= Amazon SimpleDB =

Cloud-based distributed database service

SimpleDB Logo

Amazon SimpleDB is a distributed database written in Erlang by Amazon.com. It is used as a web service in concert with Amazon Elastic Compute Cloud (EC2) and Amazon S3 and is part of Amazon Web Services. It was announced on December 13, 2007.

As with EC2 and S3, Amazon charges fees for SimpleDB storage, transfer, and throughput over the Internet. On December 1, 2008, Amazon introduced new pricing with Free Tier for 1 GB of data & 25 machine hours. Transfer to other Amazon Web Services is free of charge.

==Limitations==

SimpleDB provides eventual consistency, which is a weaker form of consistency, compared to other database management systems. This is often considered a limitation, because it is harder to reason about, which makes it harder to write correct programs that make use of SimpleDB. This limitation is the result of a fundamental design trade-off. By forgoing consistency, the system is able to achieve two other highly desirable properties:
1. availability – components of the system may fail, but the service will continue to operate correctly.
2. partition tolerance – components in the system are connected by a computer network. If components are not able to contact one another using the network (a condition known as a network partition), the operation of the system will continue.

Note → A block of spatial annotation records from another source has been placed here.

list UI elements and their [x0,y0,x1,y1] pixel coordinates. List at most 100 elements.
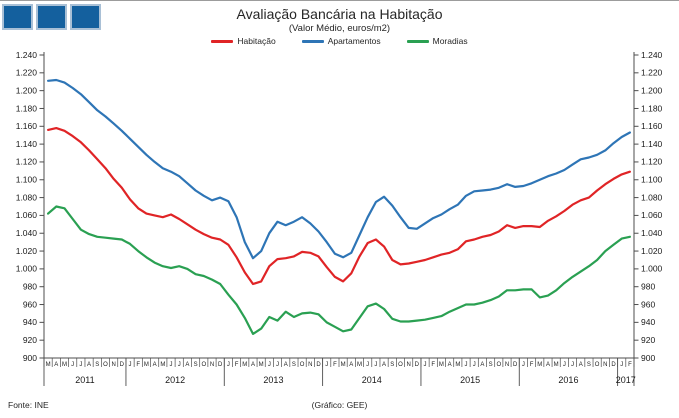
x-axis-month-label: D [513,362,518,368]
legend-item-moradias: Moradias [406,36,468,46]
x-axis-month-label: F [431,362,435,368]
y-axis-tick-label-right: 1.000 [641,264,663,274]
x-axis-month-label: N [210,362,214,368]
x-axis-month-label: S [95,362,99,368]
x-axis-month-label: O [398,362,403,368]
y-axis-tick-label-left: 1.080 [16,192,38,202]
x-axis-month-label: M [341,362,346,368]
x-axis-month-label: S [587,362,591,368]
window-top-border [0,0,679,1]
y-axis-tick-label-right: 1.140 [641,139,663,149]
y-axis-tick-label-left: 1.120 [16,157,38,167]
x-axis-month-label: S [489,362,493,368]
y-axis-tick-label-right: 1.240 [641,50,663,60]
x-axis-month-label: A [382,362,386,368]
x-axis-month-label: M [537,362,542,368]
x-axis-month-label: A [153,362,157,368]
x-axis-month-label: J [178,362,181,368]
y-axis-tick-label-right: 980 [641,282,655,292]
x-axis-month-label: J [276,362,279,368]
x-axis-month-label: M [144,362,149,368]
x-axis-month-label: M [439,362,444,368]
x-axis-month-label: J [170,362,173,368]
x-axis-month-label: A [546,362,550,368]
y-axis-tick-label-right: 1.180 [641,103,663,113]
x-axis-month-label: O [103,362,108,368]
x-axis-month-label: D [316,362,321,368]
y-axis-tick-label-left: 1.200 [16,85,38,95]
y-axis-tick-label-left: 1.140 [16,139,38,149]
y-axis-tick-label-right: 1.120 [641,157,663,167]
x-axis-month-label: F [136,362,140,368]
y-axis-tick-label-left: 980 [23,282,37,292]
y-axis-tick-label-right: 1.220 [641,68,663,78]
x-axis-month-label: A [284,362,288,368]
x-axis-month-label: M [242,362,247,368]
x-axis-month-label: J [620,362,623,368]
x-axis-month-label: S [292,362,296,368]
x-axis-year-label: 2013 [263,375,283,385]
legend-label: Moradias [432,36,468,46]
x-axis-month-label: D [120,362,125,368]
x-axis-month-label: F [333,362,337,368]
y-axis-tick-label-left: 1.240 [16,50,38,60]
y-axis-tick-label-right: 1.200 [641,85,663,95]
logo-square [2,4,33,30]
y-axis-tick-label-left: 1.020 [16,246,38,256]
y-axis-tick-label-left: 1.220 [16,68,38,78]
y-axis-tick-label-left: 1.000 [16,264,38,274]
x-axis-month-label: M [160,362,165,368]
x-axis-month-label: J [79,362,82,368]
x-axis-month-label: F [628,362,632,368]
x-axis-month-label: M [46,362,51,368]
y-axis-tick-label-left: 1.180 [16,103,38,113]
x-axis-month-label: S [390,362,394,368]
x-axis-month-label: J [374,362,377,368]
legend-line-swatch [211,39,234,43]
x-axis-month-label: J [522,362,525,368]
x-axis-month-label: J [325,362,328,368]
x-axis-month-label: F [530,362,534,368]
y-axis-tick-label-right: 1.020 [641,246,663,256]
x-axis-month-label: N [505,362,509,368]
x-axis-month-label: N [603,362,607,368]
x-axis-month-label: M [259,362,264,368]
legend-label: Apartamentos [327,36,381,46]
x-axis-year-label: 2011 [75,375,94,385]
legend-item-habitacao: Habitação [211,36,276,46]
x-axis-month-label: J [268,362,271,368]
x-axis-month-label: J [424,362,427,368]
x-axis-month-label: J [71,362,74,368]
y-axis-tick-label-right: 940 [641,317,655,327]
x-axis-month-label: J [465,362,468,368]
x-axis-month-label: D [415,362,420,368]
y-axis-tick-label-right: 1.040 [641,228,663,238]
x-axis-month-label: J [227,362,230,368]
x-axis-month-label: D [611,362,616,368]
x-axis-month-label: A [87,362,91,368]
chart-legend: Habitação Apartamentos Moradias [0,36,679,46]
x-axis-month-label: A [185,362,189,368]
x-axis-month-label: A [54,362,58,368]
y-axis-tick-label-left: 1.040 [16,228,38,238]
x-axis-month-label: J [129,362,132,368]
series-line-habitacao [46,127,632,286]
x-axis-month-label: J [563,362,566,368]
x-axis-year-label: 2017 [616,375,636,385]
chart-title: Avaliação Bancária na Habitação [236,6,443,22]
y-axis-tick-label-right: 920 [641,335,655,345]
legend-line-swatch [301,39,324,43]
x-axis-month-label: M [357,362,362,368]
y-axis-tick-label-left: 900 [23,353,37,363]
logo-square [70,4,101,30]
x-axis-month-label: N [308,362,312,368]
y-axis-tick-label-right: 960 [641,299,655,309]
x-axis-year-label: 2015 [460,375,480,385]
y-axis-tick-label-left: 1.100 [16,175,38,185]
x-axis-month-label: A [448,362,452,368]
series-line-apartamentos [46,78,632,260]
x-axis-month-label: O [300,362,305,368]
legend-item-apartamentos: Apartamentos [301,36,381,46]
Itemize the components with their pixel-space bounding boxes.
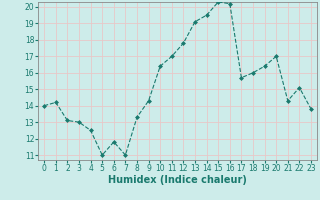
X-axis label: Humidex (Indice chaleur): Humidex (Indice chaleur) xyxy=(108,175,247,185)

Component failures are assumed to be inevitable; thus, both of these properties were deemed necessary in order to provide a reliable web service. The CAP theorem states that it is not possible for a system to exhibit these properties along with consistency; thus, the designers need to settle for a weaker form of consistency.

Published limitations:

===Store limitations===

| Attribute | Maximum |
|---|---|
| domains | 250 active domains per account. More can be requested by filling out a form. |
| size of each domain | 10 GB |
| attributes per domain | 1,000,000,000 |
| attributes per item | 256 attributes |
| size per attribute | 1024 bytes |

===Query limitations===

| Attribute | Maximum |
|---|---|
| items returned in a query response | 2500 items |
| seconds a query may run | 5 s |
| attribute names per query predicate | 1 attribute name |
| comparisons per predicate | 22 operators |
| predicates per query expression | 20 predicates |

== Features ==

=== Conditional Put and Delete ===

Conditional put and conditional delete are new operations that were added in February 2010. They address a problem that arises when accessing SimpleDB concurrently. Consider a simple program that uses SimpleDB to store a counter, i.e. a number that can be incremented. The program must do three things:

1. Retrieve the current value of the counter from SimpleDB.
2. Add one to the value.
3. Store the new value in the same place as the old value in SimpleDB.

If this program runs while no other programs access SimpleDB, it will work correctly; however, it is often desirable for software applications (particularly web applications) to access the same data concurrently. When the same data is accessed concurrently, a race condition arises, which would result in undetectable data loss.

Continuing the previous example, consider two processes, A and B, running the same program. Suppose SimpleDB services requests for data, as described in step 1, from both A and B. A and B see the same value. Let's say that the current value of the counter is 0. Because of steps 2 and 3, A will try to store 1. B will try to do the same; thus, the final counter value will be 1, even though the expected final counter value is 2, because the system attempted two increment operations, one by A, and another by B.

This problem can be solved by the use of conditional put. Suppose we change step 3 as follows: instead of unconditionally storing the new value, the program asks SimpleDB to store the new value only if the value that it currently holds is the same as the value that was retrieved in step 1. Then, we can be sure that the counter's value actually increases. This introduces some additional complexity; if SimpleDB is not able to store the new value because the current value was not as expected, the program must repeat steps 1–3 until the conditional put operation actually changes the stored value.

=== Consistent Read ===

Consistent read was a new feature that was released at the same time as conditional put and conditional delete. As the name suggests, consistent read addresses problems that arise due to SimpleDB's eventual consistency model (See the Limitations section). Consider the following sequence of operations:

1. Program A stores some data in SimpleDB.
2. Immediately after, A requests the data it just stored.

SimpleDB's eventual consistency guarantee does not allow us to say that the data retrieved in step 2 reflects the updates that were made in step 1. Eventual consistency only guarantees that step 2 reflects the complete set of updates in step 1, or none of those updates. A consistent read can be used to ensure that the data retrieved in step 2 reflects changes in step 1.

The reason that inconsistent results can arise when the consistent read operation is not used is that SimpleDB stores data in multiple locations (for availability), and the new data in step 1 might not be written at all locations when SimpleDB receives the data request in step 2. In that case, it is possible that the data request in step 2 is serviced at one of the locations where the new data has not been written.

Amazon discourages the use of consistent read, unless it is required for correctness. The reason for this recommendation is that the rate at which consistent read operations are serviced is lower than for regular reads.

== Relationship to DynamoDB ==

There has been some talk of SimpleDB being superseded by DynamoDB (it is no longer being "iterated on", though Amazon does not plan to remove it). DynamoDB appears to be its successor.